Paraplegia was tested on days one, three, five, seven, nine, 12, 15 and 18 using an evaluation of hindlimb movements and an inclined plane stability test. Sensory block was evaluated by the animal’s response when each hindlimb was brought into contact with a hot plate. Sympathetic injury was evaluated in terms of bladder voiding dysfunction. On day 18, residual somatosensory evoked potentials (SEP) were measured and the area of the intact spinal cord was determined using a digitalized system.
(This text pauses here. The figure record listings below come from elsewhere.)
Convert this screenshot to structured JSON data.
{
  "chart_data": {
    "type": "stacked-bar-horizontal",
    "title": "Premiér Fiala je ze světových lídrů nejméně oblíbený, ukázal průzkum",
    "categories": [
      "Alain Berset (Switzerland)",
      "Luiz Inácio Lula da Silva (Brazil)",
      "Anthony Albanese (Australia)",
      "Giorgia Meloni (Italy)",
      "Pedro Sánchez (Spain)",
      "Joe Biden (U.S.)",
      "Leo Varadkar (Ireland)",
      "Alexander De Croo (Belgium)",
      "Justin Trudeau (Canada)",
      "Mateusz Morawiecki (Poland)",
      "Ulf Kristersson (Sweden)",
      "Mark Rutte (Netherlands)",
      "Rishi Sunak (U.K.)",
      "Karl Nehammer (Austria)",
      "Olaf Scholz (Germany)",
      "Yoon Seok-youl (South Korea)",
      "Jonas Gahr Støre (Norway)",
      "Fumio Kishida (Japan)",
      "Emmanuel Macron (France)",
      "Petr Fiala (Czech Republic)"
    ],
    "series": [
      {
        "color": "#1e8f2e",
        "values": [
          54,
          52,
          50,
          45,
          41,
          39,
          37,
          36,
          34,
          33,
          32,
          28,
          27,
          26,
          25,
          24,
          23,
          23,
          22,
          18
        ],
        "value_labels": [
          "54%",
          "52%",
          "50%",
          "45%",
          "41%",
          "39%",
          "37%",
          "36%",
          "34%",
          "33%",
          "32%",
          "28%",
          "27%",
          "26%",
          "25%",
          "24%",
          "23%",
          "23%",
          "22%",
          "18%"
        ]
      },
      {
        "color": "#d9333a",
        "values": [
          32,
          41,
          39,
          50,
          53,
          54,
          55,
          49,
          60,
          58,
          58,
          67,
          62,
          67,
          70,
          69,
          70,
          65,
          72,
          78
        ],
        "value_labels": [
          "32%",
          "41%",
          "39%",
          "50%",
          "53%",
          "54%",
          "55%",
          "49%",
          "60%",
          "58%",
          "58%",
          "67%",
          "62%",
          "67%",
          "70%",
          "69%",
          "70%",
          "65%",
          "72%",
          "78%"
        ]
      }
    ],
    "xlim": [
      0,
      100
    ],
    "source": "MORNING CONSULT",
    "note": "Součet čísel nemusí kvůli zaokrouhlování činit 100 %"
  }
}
Results: Early paraplegia recovery was found in the two bupivacaine groups (P < 0.05). On day 12, motor recovery was complete in both bupivacaine groups whereas recovery was not complete on day 18 in the control group. Compared to the control group, inclined plane stability recovered earlier in Groups I and II, from day three to day 15. Sensory and sympathetic block scores were not different in the three groups. Nevertheless, SEP latencies were longer and amplitudes were lower in control group rats compared with the two bupivacaine groups on day 18. The intact spinal-cord cross-sectional area around the lesion was not different in the three groups.

Conclusion: Twenty microlitres of intrathecal bupivacaine before or after acute photochemical spinal injury improves hindlimb motor recovery and SEP parameters in rats.